1. Choose the right format: The format of your photo album sample will depend on what works best for the type of photography you’re showcasing, as well as what will appeal to your clients. Consider the size, orientation, and page count of the album. Larger albums may be better for showcasing detailed shots, while smaller albums may be more portable and accessible. The page count will depend on how many photos you want to include and how much space you want to give each photo. I usually average 4-5 images per spread.

My personal choice.
Weddings: 25×25 for main albums, 20×20 for parents’ albums.Family sessions & boudoir sessions: 25×25
Newborn: 20×20.

2. Tell a story with your photographs: A photo album should tell a story, whether it’s of a wedding, a family vacation, or another type of event. Consider the narrative you want to convey with your photos and sequence them accordingly. Think about the beginning, middle, and end of the story and how your photos fit into that narrative. I shoot with the album in mind, even if my clients don’t want an album – it actually makes me a better storyteller.
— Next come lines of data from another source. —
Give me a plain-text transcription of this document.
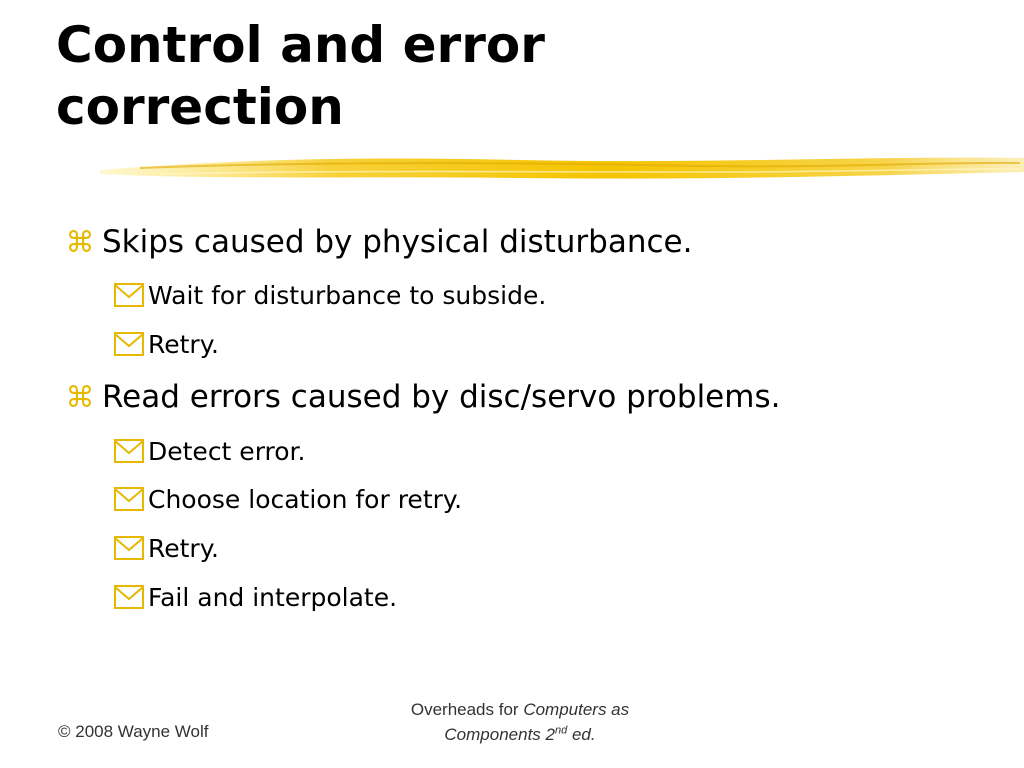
Control and error
correction
⌘ Skips caused by physical disturbance.
Wait for disturbance to subside.
Retry.
⌘ Read errors caused by disc/servo problems.
Detect error.
Choose location for retry.
Retry.
Fail and interpolate.
© 2008 Wayne Wolf
Overheads for Computers as
Components 2nd ed.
3. Include a mix of candid and posed shots: A well-rounded photo album should include a mix of candid and posed shots. Candid shots capture spontaneous moments and emotions, while posed shots are more formal and deliberate. The balance between the two will depend on the event or moment you’re documenting. Add at least 2 full spreads with one full-size image.
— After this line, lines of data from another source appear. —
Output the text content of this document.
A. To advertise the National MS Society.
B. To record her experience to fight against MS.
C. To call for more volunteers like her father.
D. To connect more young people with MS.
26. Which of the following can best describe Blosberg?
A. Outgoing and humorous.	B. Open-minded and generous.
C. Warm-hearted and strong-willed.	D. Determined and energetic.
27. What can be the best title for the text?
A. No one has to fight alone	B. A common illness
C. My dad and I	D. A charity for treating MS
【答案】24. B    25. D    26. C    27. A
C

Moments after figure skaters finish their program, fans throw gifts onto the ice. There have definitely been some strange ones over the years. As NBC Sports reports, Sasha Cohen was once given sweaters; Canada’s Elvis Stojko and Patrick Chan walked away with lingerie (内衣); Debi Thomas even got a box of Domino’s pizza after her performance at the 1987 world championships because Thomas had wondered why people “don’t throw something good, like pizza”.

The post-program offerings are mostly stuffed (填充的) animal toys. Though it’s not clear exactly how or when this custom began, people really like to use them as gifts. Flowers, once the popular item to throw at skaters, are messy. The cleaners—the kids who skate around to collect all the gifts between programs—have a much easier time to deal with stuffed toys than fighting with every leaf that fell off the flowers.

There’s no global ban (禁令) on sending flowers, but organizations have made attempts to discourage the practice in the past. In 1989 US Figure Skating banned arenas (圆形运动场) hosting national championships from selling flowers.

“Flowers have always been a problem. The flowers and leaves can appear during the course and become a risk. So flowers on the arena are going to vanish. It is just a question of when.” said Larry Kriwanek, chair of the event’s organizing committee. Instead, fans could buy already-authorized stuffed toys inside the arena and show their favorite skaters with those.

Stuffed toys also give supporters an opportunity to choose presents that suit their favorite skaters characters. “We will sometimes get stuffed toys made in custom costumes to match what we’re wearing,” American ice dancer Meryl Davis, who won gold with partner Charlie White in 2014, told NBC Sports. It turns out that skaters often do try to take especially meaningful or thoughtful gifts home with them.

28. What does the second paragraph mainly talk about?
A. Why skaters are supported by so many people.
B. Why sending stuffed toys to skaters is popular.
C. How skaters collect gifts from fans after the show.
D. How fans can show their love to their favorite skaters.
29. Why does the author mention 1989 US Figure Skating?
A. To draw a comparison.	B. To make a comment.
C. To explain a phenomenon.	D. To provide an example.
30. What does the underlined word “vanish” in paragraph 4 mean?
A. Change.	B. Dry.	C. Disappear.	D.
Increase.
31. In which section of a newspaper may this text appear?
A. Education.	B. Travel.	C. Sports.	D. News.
4. Choose a cover that matches your brand: The cover of your photo album is the first thing your clients will see, so it’s important to choose a colour and design that represents your brand and aesthetic. Consider using your logo or one of our templates. You can also personalise the back of the cover with most of our albums.
My photography style is quite warm, so my favourite cover is Dolomiti Suede DS28.

5. Do not mix colour and b&w images on the same spreads. It makes it difficult for the viewer to focus on the content of each image. When the eye has to constantly adjust from colour to black and white, it can cause visual fatigue and make it harder to appreciate the individual images.

6. Get feedback from others: Before finalising your photo album, seek feedback from other photographers or clients to ensure that it is well-received and appealing. Ask for constructive criticism and take any feedback into account before finalising the album.

7. Make it easy for clients to order: Once you’ve created your photo album, make it easy for clients to order and receive it. This could include offering a simple ordering process through your website or providing multiple options for delivery or pick-up. Make sure your clients know how to order and receive their album and provide clear instructions for doing so. More on that soon.